A redução drástica dos valores também se observa nas demais categorias: o preço para ônibus com frete será R$ 10,57; para ônibus sem frete será R$ 8,11 e para caminhões R$ 5,78. 

Os conselheiros também aprovaram a realização de um estudo acerca do fim do monopólio. Atualmente, os valores acumulados por meio do DPVAT são administrados unicamente pela Seguradora Líder, criada em 2007 como um consórcio das seguradoras responsáveis pela garantia das indenizações.

Um projeto detalhado deverá ser elaborado e concluído até agosto de 2020. Nele, serão apresentadas as regras que deverão vigorar a partir de 2021. O objetivo é permitir qualquer seguradora possa comercializar o seguro DPVAT, dando mais opções para que o proprietário de veículo possa escolher livremente qual delas vai contratar. Nesse caso, caberia ao CNSP definir um teto para os preços a serem praticados.

Todas as decisões foram tomadas por unanimidade. O CNSP é composto por seis integrantes. Além de Solange, participaram da reunião o presidente da Comissão de Valores Mobiliários (CVM), Marcelo Barbosa; o diretor de regulação do Banco Central, Otavio Damaso; o secretário especial de Previdência e Trabalho do Ministério da Economia, Rogério Marinho; o secretário especial da Fazenda do Ministério da Economia, Waldery Rodrigues; e o diretor do Departamento de Proteção e Defesa do Consumidor da Secretaria Nacional do Consumidor (Senacon), Fernando Meneguin.

Valores distorcidos

A queda no valor do DPVAT vem se acentuando desde 2016, ano em que era cobrado R$ 105,65 para os carros, por exemplo. Esse preço caiu para R$ 68,10 em 2017, depois para R$ 45,72 em 2018, chegou a R$ 16,21 em 2019 e será de R$ 5,23 em 2020. Considerando todo o período, trata-se de uma redução de 95%. No caso das motos, a queda nos últimos quatro anos chega a 95,7%. Saiu de R$ 292,01 em 2016 e caiu para R$ 185,50 em 2017, preço que se manteve em 2018. No ano passado, o valor passou para R$ 84,58 e chegará aos R$ 12,30 no próximo ano.

De acordo com Solange, houve uma distorção nos preços dos últimos anos que geraram um excedente de R$ 5,8 bilhões. “Entre outros fatores, foram majorados por processos de corrupção que a Operação Tempo de Despertar apurou em 2015. A precificação do seguro ficou maior durante um período de tempo e isso tem sido corrigido”, disse. A Operação Tempo de Despertar identificou fraudes no DPVAT e resultou em prisões temporárias, conduções coercitivas, busca e apreensão, quebras de sigilo, além de aproximadamente 120 ações penais e civis públicas.

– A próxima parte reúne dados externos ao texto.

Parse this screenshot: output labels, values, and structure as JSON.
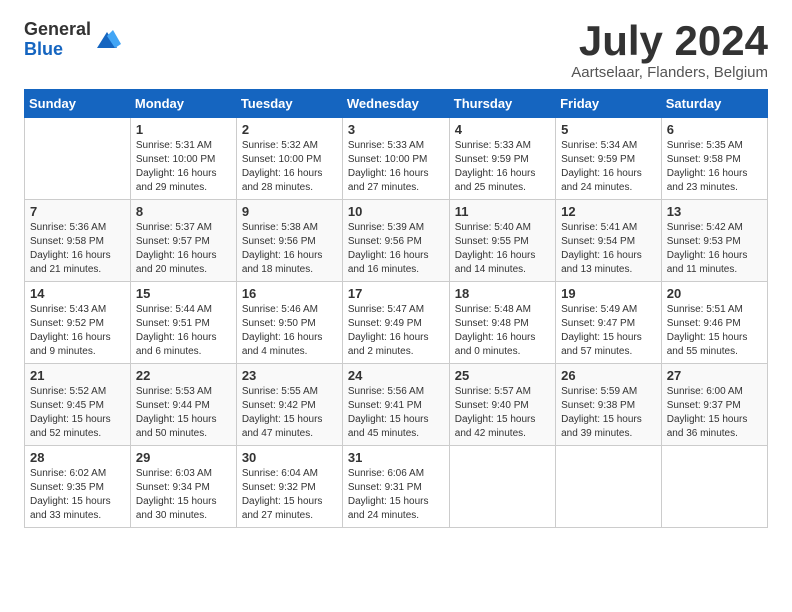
{
  "logo": {
    "general": "General",
    "blue": "Blue"
  },
  "title": "July 2024",
  "location": "Aartselaar, Flanders, Belgium",
  "weekdays": [
    "Sunday",
    "Monday",
    "Tuesday",
    "Wednesday",
    "Thursday",
    "Friday",
    "Saturday"
  ],
  "weeks": [
    [
      {
        "day": "",
        "info": ""
      },
      {
        "day": "1",
        "info": "Sunrise: 5:31 AM\nSunset: 10:00 PM\nDaylight: 16 hours\nand 29 minutes."
      },
      {
        "day": "2",
        "info": "Sunrise: 5:32 AM\nSunset: 10:00 PM\nDaylight: 16 hours\nand 28 minutes."
      },
      {
        "day": "3",
        "info": "Sunrise: 5:33 AM\nSunset: 10:00 PM\nDaylight: 16 hours\nand 27 minutes."
      },
      {
        "day": "4",
        "info": "Sunrise: 5:33 AM\nSunset: 9:59 PM\nDaylight: 16 hours\nand 25 minutes."
      },
      {
        "day": "5",
        "info": "Sunrise: 5:34 AM\nSunset: 9:59 PM\nDaylight: 16 hours\nand 24 minutes."
      },
      {
        "day": "6",
        "info": "Sunrise: 5:35 AM\nSunset: 9:58 PM\nDaylight: 16 hours\nand 23 minutes."
      }
    ],
    [
      {
        "day": "7",
        "info": "Sunrise: 5:36 AM\nSunset: 9:58 PM\nDaylight: 16 hours\nand 21 minutes."
      },
      {
        "day": "8",
        "info": "Sunrise: 5:37 AM\nSunset: 9:57 PM\nDaylight: 16 hours\nand 20 minutes."
      },
      {
        "day": "9",
        "info": "Sunrise: 5:38 AM\nSunset: 9:56 PM\nDaylight: 16 hours\nand 18 minutes."
      },
      {
        "day": "10",
        "info": "Sunrise: 5:39 AM\nSunset: 9:56 PM\nDaylight: 16 hours\nand 16 minutes."
      },
      {
        "day": "11",
        "info": "Sunrise: 5:40 AM\nSunset: 9:55 PM\nDaylight: 16 hours\nand 14 minutes."
      },
      {
        "day": "12",
        "info": "Sunrise: 5:41 AM\nSunset: 9:54 PM\nDaylight: 16 hours\nand 13 minutes."
      },
      {
        "day": "13",
        "info": "Sunrise: 5:42 AM\nSunset: 9:53 PM\nDaylight: 16 hours\nand 11 minutes."
      }
    ],
    [
      {
        "day": "14",
        "info": "Sunrise: 5:43 AM\nSunset: 9:52 PM\nDaylight: 16 hours\nand 9 minutes."
      },
      {
        "day": "15",
        "info": "Sunrise: 5:44 AM\nSunset: 9:51 PM\nDaylight: 16 hours\nand 6 minutes."
      },
      {
        "day": "16",
        "info": "Sunrise: 5:46 AM\nSunset: 9:50 PM\nDaylight: 16 hours\nand 4 minutes."
      },
      {
        "day": "17",
        "info": "Sunrise: 5:47 AM\nSunset: 9:49 PM\nDaylight: 16 hours\nand 2 minutes."
      },
      {
        "day": "18",
        "info": "Sunrise: 5:48 AM\nSunset: 9:48 PM\nDaylight: 16 hours\nand 0 minutes."
      },
      {
        "day": "19",
        "info": "Sunrise: 5:49 AM\nSunset: 9:47 PM\nDaylight: 15 hours\nand 57 minutes."
      },
      {
        "day": "20",
        "info": "Sunrise: 5:51 AM\nSunset: 9:46 PM\nDaylight: 15 hours\nand 55 minutes."
      }
    ],
    [
      {
        "day": "21",
        "info": "Sunrise: 5:52 AM\nSunset: 9:45 PM\nDaylight: 15 hours\nand 52 minutes."
      },
      {
        "day": "22",
        "info": "Sunrise: 5:53 AM\nSunset: 9:44 PM\nDaylight: 15 hours\nand 50 minutes."
      },
      {
        "day": "23",
        "info": "Sunrise: 5:55 AM\nSunset: 9:42 PM\nDaylight: 15 hours\nand 47 minutes."
      },
      {
        "day": "24",
        "info": "Sunrise: 5:56 AM\nSunset: 9:41 PM\nDaylight: 15 hours\nand 45 minutes."
      },
      {
        "day": "25",
        "info": "Sunrise: 5:57 AM\nSunset: 9:40 PM\nDaylight: 15 hours\nand 42 minutes."
      },
      {
        "day": "26",
        "info": "Sunrise: 5:59 AM\nSunset: 9:38 PM\nDaylight: 15 hours\nand 39 minutes."
      },
      {
        "day": "27",
        "info": "Sunrise: 6:00 AM\nSunset: 9:37 PM\nDaylight: 15 hours\nand 36 minutes."
      }
    ],
    [
      {
        "day": "28",
        "info": "Sunrise: 6:02 AM\nSunset: 9:35 PM\nDaylight: 15 hours\nand 33 minutes."
      },
      {
        "day": "29",
        "info": "Sunrise: 6:03 AM\nSunset: 9:34 PM\nDaylight: 15 hours\nand 30 minutes."
      },
      {
        "day": "30",
        "info": "Sunrise: 6:04 AM\nSunset: 9:32 PM\nDaylight: 15 hours\nand 27 minutes."
      },
      {
        "day": "31",
        "info": "Sunrise: 6:06 AM\nSunset: 9:31 PM\nDaylight: 15 hours\nand 24 minutes."
      },
      {
        "day": "",
        "info": ""
      },
      {
        "day": "",
        "info": ""
      },
      {
        "day": "",
        "info": ""
      }
    ]
  ]
}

Segundo a superintendente do Susep, os valores definidos para 2020 podem ser mantidos por quatro anos que ainda assim não haverá prejuízo para a cobertura dos acidentados, caso não ocorram variações significativas nas estatísticas de indenizações pagas. A superintende diz, porém, que os preços para o ano seguinte devem sempre ser definidos em reunião do CNSP, que ocorre todos os meses de dezembro.

Proposta

Tanto os novos valores para 2020 quanto o fim do monopólio foram propostos pela Superintendência de Seguros Privados (Susep), autarquia vinculada ao Ministério da Economia. “O CNSP entendeu que esse modelo de operação precisava ser revisto por conta da recente aprovação da Lei da Liberdade Econômica que prega a concorrência”, disse Solange Vieira, superintendente da Susep.

O pagamento obrigatório do DPVAT é previsto na Lei Federal 6.194/1974, que chegou a ser revogada pelo presidente Jair Bolsonaro por meio de uma medida provisória editada no início de novembro. No entanto, a Rede contestou o fim do DPVAT por meio de uma ação direta de inconstitucionalidade. O partido sustentou, entre outros argumentos, que o seguro é necessário porque permite que as vítimas de acidentes de trânsito tenham proteção social garantida no Sistema Único de Saúde (SUS).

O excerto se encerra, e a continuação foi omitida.